Thankfully, we don’t have to rely on news reports to figure out what’s happened to bonus pay in this country. The Bureau of Labor Statistics actually tracks it as part of their Employment Cost Index. It turns out that, year-over-year, private-industry bonus pay increased by 11.6 percent during the third quarter.

Try to hold your excitement, though. That increase amounts to about 10 cents per hour, or less than 0.2 percent of total compensation.
Of course, many workers have benefited from the tax cut simply because they’ve seen their taxes go down. The problem is that, for typical families, the change in their weekly withholding has been fairly small—less than $50 every two weeks—which helps explain why most Americans say they haven’t noticed their taxes drop.
Even conservatives say we can’t see its upside
It’s possible, of course, that the tax bill’s benefits have simply been muffled by other changes in the economy. The Federal Reserve has been increasing interest rates, and Donald Trump has plunged the U.S. into a series of trade spats, both of which could be putting a damper on business investment. The legislation’s supporters have also argued that many of its benefits, like higher wages, would only emerge over the long term, which means we would just need to be patient. The conservative Tax Foundation, which predicted the legislation would give a significant lift to growth, recently said that we shouldn’t expect to spot its positive effects yet. “It is always difficult to spot the impact of policy changes in economic data,” they noted. “Economic data is noisy.”
It’s almost never a good sign when the most committed supporters of a policy suggest that its benefits may be invisible to the naked eye.
The tax bill is acting as a stimulus—for now
The notion that the tax bill would increase long-term economic growth, and plump wages, by encouraging more business investment may not quite pan out the way Republicans promised.
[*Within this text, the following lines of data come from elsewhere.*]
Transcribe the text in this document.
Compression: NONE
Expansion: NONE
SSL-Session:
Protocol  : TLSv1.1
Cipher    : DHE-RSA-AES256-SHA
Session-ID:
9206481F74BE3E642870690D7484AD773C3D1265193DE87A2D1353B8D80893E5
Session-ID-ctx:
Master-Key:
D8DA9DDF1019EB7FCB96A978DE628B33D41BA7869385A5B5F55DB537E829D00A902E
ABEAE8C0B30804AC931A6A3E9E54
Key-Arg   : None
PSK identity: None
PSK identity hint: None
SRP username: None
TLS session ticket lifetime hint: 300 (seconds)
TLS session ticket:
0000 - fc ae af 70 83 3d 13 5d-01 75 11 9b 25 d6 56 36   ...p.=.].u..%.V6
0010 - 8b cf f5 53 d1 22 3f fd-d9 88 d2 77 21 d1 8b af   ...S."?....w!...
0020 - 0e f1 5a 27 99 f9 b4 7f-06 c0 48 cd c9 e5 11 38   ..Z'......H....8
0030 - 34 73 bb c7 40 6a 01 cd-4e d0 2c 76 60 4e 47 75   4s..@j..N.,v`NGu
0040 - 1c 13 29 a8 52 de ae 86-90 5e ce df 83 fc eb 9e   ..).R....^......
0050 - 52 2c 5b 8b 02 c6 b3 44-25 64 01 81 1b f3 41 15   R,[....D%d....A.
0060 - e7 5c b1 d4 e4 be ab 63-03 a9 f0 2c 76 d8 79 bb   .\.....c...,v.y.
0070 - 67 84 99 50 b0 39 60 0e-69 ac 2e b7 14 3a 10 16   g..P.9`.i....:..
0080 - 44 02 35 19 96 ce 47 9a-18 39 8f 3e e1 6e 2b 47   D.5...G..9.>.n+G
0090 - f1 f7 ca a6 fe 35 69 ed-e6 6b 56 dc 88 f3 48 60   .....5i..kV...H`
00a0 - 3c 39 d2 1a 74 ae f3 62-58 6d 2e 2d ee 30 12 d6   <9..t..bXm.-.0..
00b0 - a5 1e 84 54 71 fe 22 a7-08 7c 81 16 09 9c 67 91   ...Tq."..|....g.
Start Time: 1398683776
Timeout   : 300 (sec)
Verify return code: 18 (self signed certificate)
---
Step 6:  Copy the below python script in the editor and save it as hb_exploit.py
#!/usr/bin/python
In the short term, though, their legislation has almost certainly helped the economy by acting as a basic stimulus. Along with Congress’ big budget deal last year, slashing rates on corporations and households has left people with more cash to spend, and growth has gone on a nice run as a result.

The only problem? Most mainstream forecasts, like this one from Evercore ISI, seem to think the extra adrenaline will run out in 2020, right as Trump is campaigning for re-election. Politically, at least, even the president may not turn out to be much of a winner from his tax cut.
1 A note to readers who like to get in the weeds on this stuff: The BEA’s data on corporate profits and tax payments unfortunately include both C-corps, which are subject to the corporate rate, and passthrough S-corps, which are not. This is a constant source of frustration to economists and econ writers, and unfortunately means that the bureau’s data won’t match up exactly with the Treasury Department. Nonetheless, during FY 2018—which stretched from October 2017 through September 2018—corporate income tax receipts fell 31 percent, according to the Congressional Budget Office.